Determining Strain Threshold Values for Bridge Condition Assessment Using Normal Mixture Models

Abstract

Structural health monitoring (SHM) enables bridge owners to evaluate bridge conditions efficiently and accurately. When implementing SHM, a popular method to detect the abnormal response of a structure is statistical pattern recognition. This often involves unsupervised statistical analysis due to a lack of measured SHM data from abnormal conditions. In this study, a novel methodology to calculate strain threshold indices (STIs) and establish decision boundaries (DBs) was used to detect the abnormal responses of the Indian River Inlet Bridge (IRIB), Sussex County, Delaware. First, a series of statistical models were applied and compared.
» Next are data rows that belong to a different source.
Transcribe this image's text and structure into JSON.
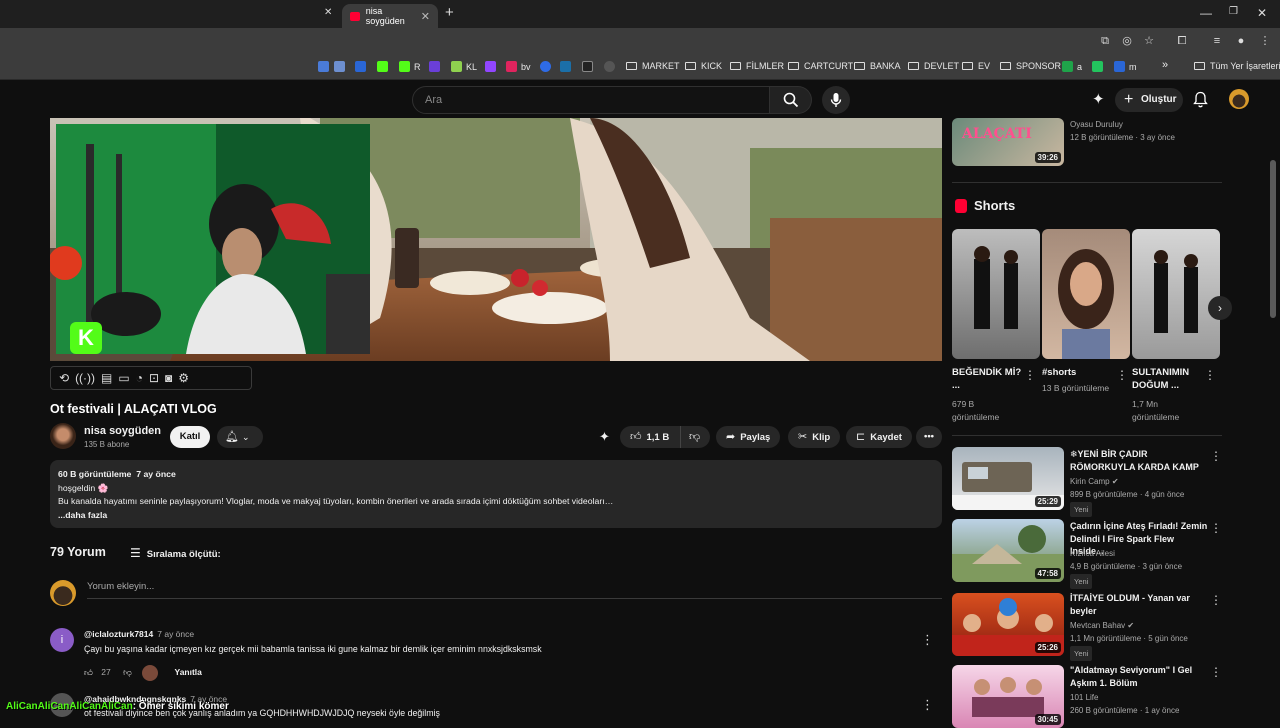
{
  "browser": {
    "active_tab_title": "nisa soygüden",
    "bookmarks": [
      "R",
      "KL",
      "bv",
      "MARKET",
      "KICK",
      "FİLMLER",
      "CARTCURT",
      "BANKA",
      "DEVLET",
      "EV",
      "SPONSOR",
      "a",
      "m"
    ],
    "all_bookmarks_label": "Tüm Yer İşaretleri"
  },
  "masthead": {
    "search_placeholder": "Ara",
    "create_label": "Oluştur"
  },
  "video": {
    "title": "Ot festivali | ALAÇATI VLOG",
    "channel_name": "nisa soygüden",
    "subscribers": "135 B abone",
    "join_label": "Katıl",
    "likes": "1,1 B",
    "share_label": "Paylaş",
    "clip_label": "Klip",
    "save_label": "Kaydet",
    "description": {
      "views": "60 B görüntüleme",
      "date": "7 ay önce",
      "line1": "hoşgeldin 🌸",
      "line2": "Bu kanalda hayatımı seninle paylaşıyorum! Vloglar, moda ve makyaj tüyoları, kombin önerileri ve arada sırada içimi döktüğüm sohbet videoları…",
      "more": "...daha fazla"
    }
  },
  "comments": {
    "count_label": "79 Yorum",
    "sort_label": "Sıralama ölçütü:",
    "input_placeholder": "Yorum ekleyin...",
    "items": [
      {
        "avatar_letter": "i",
        "author": "@iclalozturk7814",
        "time": "7 ay önce",
        "text": "Çayı bu yaşına kadar içmeyen kız gerçek mii babamla tanissa iki gune kalmaz bir demlik içer eminim nnxksjdksksmsk",
        "likes": "27",
        "reply_label": "Yanıtla"
      },
      {
        "author": "@ahaidbwkndpgnskqnks",
        "time": "7 ay önce",
        "text": "ot festivali diyince ben çok yanlış anladım ya GQHDHHWHDJWJDJQ neyseki öyle değilmiş"
      }
    ]
  },
  "sidebar": {
    "top_item": {
      "channel": "Oyasu Duruluy",
      "meta": "12 B görüntüleme · 3 ay önce",
      "duration": "39:26",
      "thumb_text": "ALAÇATI"
    },
    "shorts_title": "Shorts",
    "shorts": [
      {
        "title": "BEĞENDİK Mİ? ...",
        "views": "679 B görüntüleme"
      },
      {
        "title": "#shorts",
        "views": "13 B görüntüleme"
      },
      {
        "title": "SULTANIMIN DOĞUM ...",
        "views": "1,7 Mn görüntüleme"
      }
    ],
    "videos": [
      {
        "title": "❄YENİ BİR ÇADIR RÖMORKUYLA KARDA KAMP",
        "channel": "Kirin Camp",
        "meta": "899 B görüntüleme · 4 gün önce",
        "badge": "Yeni",
        "duration": "25:29"
      },
      {
        "title": "Çadırın İçine Ateş Fırladı! Zemin Delindi I Fire Spark Flew Inside...",
        "channel": "Kızılca Ailesi",
        "meta": "4,9 B görüntüleme · 3 gün önce",
        "badge": "Yeni",
        "duration": "47:58"
      },
      {
        "title": "İTFAİYE OLDUM - Yanan var beyler",
        "channel": "Mevtcan Bahav",
        "meta": "1,1 Mn görüntüleme · 5 gün önce",
        "badge": "Yeni",
        "duration": "25:26"
      },
      {
        "title": "\"Aldatmayı Seviyorum\" I Gel Aşkım 1. Bölüm",
        "channel": "101 Life",
        "meta": "260 B görüntüleme · 1 ay önce",
        "duration": "30:45"
      }
    ]
  },
  "stream_overlay": {
    "user": "AliCanAliCanAliCanAliCan",
    "message": ": Ömer sikimi kömer"
  }
}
Gaussian three mixture distributions were the optimal statistical models for the heavy vehicle-induced strain peaks. Threshold values for the strain gauges were selected using 99% uppers limits (USLs), and these limits were used to detect the abnormal response of the IRIB. The outlier ratios (R) for the sensors were calculated based on the threshold values. Corresponding STIs were defined by analyzing R, and DBs were determined using a t-distribution. The abnormal responses of the IRIB were detected by comparing the STI and DBs. The validity and sensitivity of the proposed methodology were demonstrated through simulated data that was created by perturbing the actual collected SHM data. Varying degrees of simulated damage were successfully detected using the proposed DBs. The proposed methodology showed promise when short and long-term abnormal responses and could provide practical guidance for bridge owners when using SHM data in their decision-making process.